Of course many would ask, “If you are that successful as an independent author, why in the world would you want to sign with a major publisher. You are already successful?”
That, my friends, is a question better left for another day. Please don’t use the last question as a platform for debating indie versus traditional publishing in the comments section. It deflects from the original question our good author asked.
Terrance Leon Austin
Amazing post Steve. After all the “traditional vs Indie” back and forth, this article help put things in a clearer perspective. Now I understand more today about this business than I did yesterday….

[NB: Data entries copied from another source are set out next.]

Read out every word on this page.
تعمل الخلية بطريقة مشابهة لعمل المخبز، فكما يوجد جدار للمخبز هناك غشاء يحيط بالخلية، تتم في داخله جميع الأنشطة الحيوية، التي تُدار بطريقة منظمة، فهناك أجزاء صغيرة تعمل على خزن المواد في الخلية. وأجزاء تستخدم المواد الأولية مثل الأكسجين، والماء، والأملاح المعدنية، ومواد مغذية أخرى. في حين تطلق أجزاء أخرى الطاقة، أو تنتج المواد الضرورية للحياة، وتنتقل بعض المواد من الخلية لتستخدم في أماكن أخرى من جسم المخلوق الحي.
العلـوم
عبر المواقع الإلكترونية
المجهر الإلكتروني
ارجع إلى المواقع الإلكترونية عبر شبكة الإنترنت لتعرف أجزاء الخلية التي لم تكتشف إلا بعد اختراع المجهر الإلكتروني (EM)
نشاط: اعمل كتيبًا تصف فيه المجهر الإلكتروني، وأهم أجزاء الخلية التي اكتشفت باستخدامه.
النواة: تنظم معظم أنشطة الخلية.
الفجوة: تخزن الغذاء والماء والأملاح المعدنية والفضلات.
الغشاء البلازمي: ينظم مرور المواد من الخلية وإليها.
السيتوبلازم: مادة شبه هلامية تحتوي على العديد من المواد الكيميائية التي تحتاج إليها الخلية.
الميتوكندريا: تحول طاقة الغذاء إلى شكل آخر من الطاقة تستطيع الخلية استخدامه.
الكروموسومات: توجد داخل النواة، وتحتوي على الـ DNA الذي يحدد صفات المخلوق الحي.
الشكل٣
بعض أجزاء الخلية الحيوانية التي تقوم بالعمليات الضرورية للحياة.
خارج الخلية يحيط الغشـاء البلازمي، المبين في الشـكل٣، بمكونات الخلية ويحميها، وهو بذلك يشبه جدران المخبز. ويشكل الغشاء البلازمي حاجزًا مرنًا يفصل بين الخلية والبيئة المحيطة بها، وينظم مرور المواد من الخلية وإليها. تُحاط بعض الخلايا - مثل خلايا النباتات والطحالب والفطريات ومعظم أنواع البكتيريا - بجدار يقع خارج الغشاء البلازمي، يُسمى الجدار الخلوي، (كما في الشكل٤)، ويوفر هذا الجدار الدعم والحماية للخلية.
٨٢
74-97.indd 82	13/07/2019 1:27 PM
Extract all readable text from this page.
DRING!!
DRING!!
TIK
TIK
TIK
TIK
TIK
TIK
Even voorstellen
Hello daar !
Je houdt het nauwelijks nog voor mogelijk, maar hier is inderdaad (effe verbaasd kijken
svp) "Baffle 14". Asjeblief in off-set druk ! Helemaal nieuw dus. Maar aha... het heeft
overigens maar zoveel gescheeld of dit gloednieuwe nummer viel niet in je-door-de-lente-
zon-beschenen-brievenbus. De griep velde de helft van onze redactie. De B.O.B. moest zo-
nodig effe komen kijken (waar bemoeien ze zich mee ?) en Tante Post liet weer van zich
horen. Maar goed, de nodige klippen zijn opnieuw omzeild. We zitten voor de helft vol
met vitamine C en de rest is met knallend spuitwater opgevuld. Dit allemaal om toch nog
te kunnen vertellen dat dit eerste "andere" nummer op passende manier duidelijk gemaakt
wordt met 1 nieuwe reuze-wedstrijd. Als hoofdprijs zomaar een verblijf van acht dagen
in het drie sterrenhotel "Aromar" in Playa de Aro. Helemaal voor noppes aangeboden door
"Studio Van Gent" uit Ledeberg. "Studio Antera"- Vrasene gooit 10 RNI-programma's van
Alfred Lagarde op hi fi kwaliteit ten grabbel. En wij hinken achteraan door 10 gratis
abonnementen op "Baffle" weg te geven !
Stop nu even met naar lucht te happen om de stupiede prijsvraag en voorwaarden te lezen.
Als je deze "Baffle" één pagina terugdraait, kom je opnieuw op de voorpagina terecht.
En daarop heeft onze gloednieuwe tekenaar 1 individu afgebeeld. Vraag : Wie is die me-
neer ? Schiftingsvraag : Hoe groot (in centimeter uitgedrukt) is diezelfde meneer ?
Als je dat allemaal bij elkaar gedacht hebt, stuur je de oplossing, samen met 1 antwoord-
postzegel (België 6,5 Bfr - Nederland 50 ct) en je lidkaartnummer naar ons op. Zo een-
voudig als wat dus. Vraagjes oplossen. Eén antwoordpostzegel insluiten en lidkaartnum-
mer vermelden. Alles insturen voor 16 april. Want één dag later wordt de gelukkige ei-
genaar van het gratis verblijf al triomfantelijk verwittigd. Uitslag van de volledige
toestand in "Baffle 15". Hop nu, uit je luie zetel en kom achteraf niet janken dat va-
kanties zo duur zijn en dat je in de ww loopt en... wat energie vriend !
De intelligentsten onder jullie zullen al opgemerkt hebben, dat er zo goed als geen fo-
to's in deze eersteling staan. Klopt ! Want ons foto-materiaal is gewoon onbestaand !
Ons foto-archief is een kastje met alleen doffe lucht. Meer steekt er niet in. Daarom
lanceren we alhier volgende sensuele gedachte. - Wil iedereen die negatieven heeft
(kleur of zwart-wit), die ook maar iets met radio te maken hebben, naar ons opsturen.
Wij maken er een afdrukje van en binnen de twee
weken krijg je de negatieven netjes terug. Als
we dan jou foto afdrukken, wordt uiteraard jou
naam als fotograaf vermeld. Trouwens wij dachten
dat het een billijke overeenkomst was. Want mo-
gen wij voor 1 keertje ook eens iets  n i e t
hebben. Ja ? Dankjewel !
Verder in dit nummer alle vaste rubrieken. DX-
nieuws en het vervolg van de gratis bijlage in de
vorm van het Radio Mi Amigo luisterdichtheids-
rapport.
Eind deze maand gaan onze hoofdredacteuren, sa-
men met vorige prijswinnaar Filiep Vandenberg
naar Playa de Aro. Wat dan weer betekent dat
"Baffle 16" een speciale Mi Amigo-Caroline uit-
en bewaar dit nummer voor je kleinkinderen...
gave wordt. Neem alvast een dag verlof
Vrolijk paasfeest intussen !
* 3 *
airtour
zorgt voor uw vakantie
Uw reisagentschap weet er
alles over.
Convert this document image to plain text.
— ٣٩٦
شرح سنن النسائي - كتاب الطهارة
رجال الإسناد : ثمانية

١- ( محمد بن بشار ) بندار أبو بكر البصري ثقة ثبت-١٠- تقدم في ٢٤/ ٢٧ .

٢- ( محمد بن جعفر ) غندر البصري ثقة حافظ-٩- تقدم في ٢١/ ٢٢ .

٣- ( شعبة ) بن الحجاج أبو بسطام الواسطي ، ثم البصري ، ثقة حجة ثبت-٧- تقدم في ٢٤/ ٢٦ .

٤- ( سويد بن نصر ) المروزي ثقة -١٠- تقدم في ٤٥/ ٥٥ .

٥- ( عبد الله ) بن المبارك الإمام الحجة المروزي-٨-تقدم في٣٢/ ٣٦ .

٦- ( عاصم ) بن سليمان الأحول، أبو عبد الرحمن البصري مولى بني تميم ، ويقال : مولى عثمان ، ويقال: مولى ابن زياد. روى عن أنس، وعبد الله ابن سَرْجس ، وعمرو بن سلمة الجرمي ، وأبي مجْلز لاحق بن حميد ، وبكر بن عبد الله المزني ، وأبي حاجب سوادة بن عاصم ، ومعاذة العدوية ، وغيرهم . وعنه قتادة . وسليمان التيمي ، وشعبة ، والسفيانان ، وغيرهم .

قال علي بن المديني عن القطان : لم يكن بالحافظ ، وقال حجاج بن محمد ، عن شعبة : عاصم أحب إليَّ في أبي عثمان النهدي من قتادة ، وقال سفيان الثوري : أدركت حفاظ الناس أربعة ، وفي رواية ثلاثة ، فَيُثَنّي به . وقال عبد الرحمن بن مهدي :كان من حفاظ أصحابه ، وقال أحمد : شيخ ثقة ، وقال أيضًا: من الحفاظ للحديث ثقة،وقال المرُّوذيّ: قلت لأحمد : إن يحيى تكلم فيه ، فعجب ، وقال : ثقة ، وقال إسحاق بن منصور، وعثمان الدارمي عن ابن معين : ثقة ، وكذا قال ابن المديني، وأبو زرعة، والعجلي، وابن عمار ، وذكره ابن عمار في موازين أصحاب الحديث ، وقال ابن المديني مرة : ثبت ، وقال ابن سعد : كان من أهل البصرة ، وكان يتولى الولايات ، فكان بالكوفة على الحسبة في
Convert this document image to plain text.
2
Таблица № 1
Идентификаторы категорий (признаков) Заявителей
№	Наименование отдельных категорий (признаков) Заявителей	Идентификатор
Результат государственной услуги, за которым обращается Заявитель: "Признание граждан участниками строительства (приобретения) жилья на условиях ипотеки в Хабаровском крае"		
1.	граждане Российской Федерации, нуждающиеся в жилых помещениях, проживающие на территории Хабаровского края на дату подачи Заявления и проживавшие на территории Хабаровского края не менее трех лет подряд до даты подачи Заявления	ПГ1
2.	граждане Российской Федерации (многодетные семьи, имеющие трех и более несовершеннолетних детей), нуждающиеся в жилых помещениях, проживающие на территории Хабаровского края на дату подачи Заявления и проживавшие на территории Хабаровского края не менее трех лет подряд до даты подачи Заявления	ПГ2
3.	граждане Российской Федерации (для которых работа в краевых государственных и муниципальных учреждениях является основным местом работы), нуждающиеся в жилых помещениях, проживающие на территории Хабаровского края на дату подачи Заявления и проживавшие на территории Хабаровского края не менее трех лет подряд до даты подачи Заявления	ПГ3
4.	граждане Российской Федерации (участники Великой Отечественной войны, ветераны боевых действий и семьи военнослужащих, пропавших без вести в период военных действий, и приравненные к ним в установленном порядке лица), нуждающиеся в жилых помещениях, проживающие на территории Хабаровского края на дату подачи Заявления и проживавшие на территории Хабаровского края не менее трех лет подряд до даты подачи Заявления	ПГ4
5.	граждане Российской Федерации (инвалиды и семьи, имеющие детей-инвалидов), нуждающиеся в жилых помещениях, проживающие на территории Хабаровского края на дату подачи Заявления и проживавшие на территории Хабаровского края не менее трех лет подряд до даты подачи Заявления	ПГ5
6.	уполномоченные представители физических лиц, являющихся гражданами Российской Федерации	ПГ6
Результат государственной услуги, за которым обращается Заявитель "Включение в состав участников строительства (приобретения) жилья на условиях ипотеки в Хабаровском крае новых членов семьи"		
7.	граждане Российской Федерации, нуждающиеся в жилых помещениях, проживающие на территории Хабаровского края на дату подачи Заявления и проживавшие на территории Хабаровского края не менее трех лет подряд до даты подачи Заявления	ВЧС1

Bless you, and thanks again Sir.
It is, indeed, a complicated business. Thank you, Steve, for bringing some light to the subject. With so many variables, it’s easy to overlook one or two when setting up the equation.
Interesting. Can you see a day when this kind of writer makes up a significant part of an agent’s stable?
I ask because the requirement for significant social media following and a savvy marketing plan seem to be highly desired in querying writers, and it does not seem like a huge step to put “successful indie track record” on the list of de facto “required” qualities.
Voila! Without explicitly saying so I think you may have solidly answered another question regarding the author who DOES NOT posess ANY social media presence.
Unless I am reading it wrong It looks like a 100,000 provable purchasers of your indie book will “trump” any requirement of a social media presence.
Great post. Thanks!
IIs subgenre a key factor in considering content for an agent? I was told by an editor who actually requested and read my full manuscript that I was in a subgenre that wasn’t selling very well at the moment so they weren’t adding new titles in it. I believe it; you wouldn’t believe how few of my eBook have to sell in one day for me to get into the bottom 25 of the “Amazon best sellers” in my subcategory.
How would authors get a measure of the market potential of their subgenre so they could decide whether they had to shift to another to snag an agent’s interest?
Great article! This was a subject I researched last year and came to the same conclusion.
So glad to hear it confirmed from a literary agent’s point of view.
I’ve noticed the immediate best sellers (whether indie or trad published) are the stories that have a unique plot or characteristic about them. It really showcases that author’s talent and artistic ability, making them stand out above the rest.
Very helpful information. Not very encouraging though. We all have a story which we think is compelling, but getting others to buy our story is another thing all together.
Sheri Dean Parmelee
Steve, this reminds me of the “Queen of Clean” you told me about when we talked at the ACFW conference in Nashville last year.
Kristen Joy Wilks
Oh yes, Wool was awesome. That reminds me, I need to pick up the other installments. I only have the first one but loved it! I actually heard about him by reading his agents blog. Great story.
Michele Israel Harper
Thank you for another wonderful article!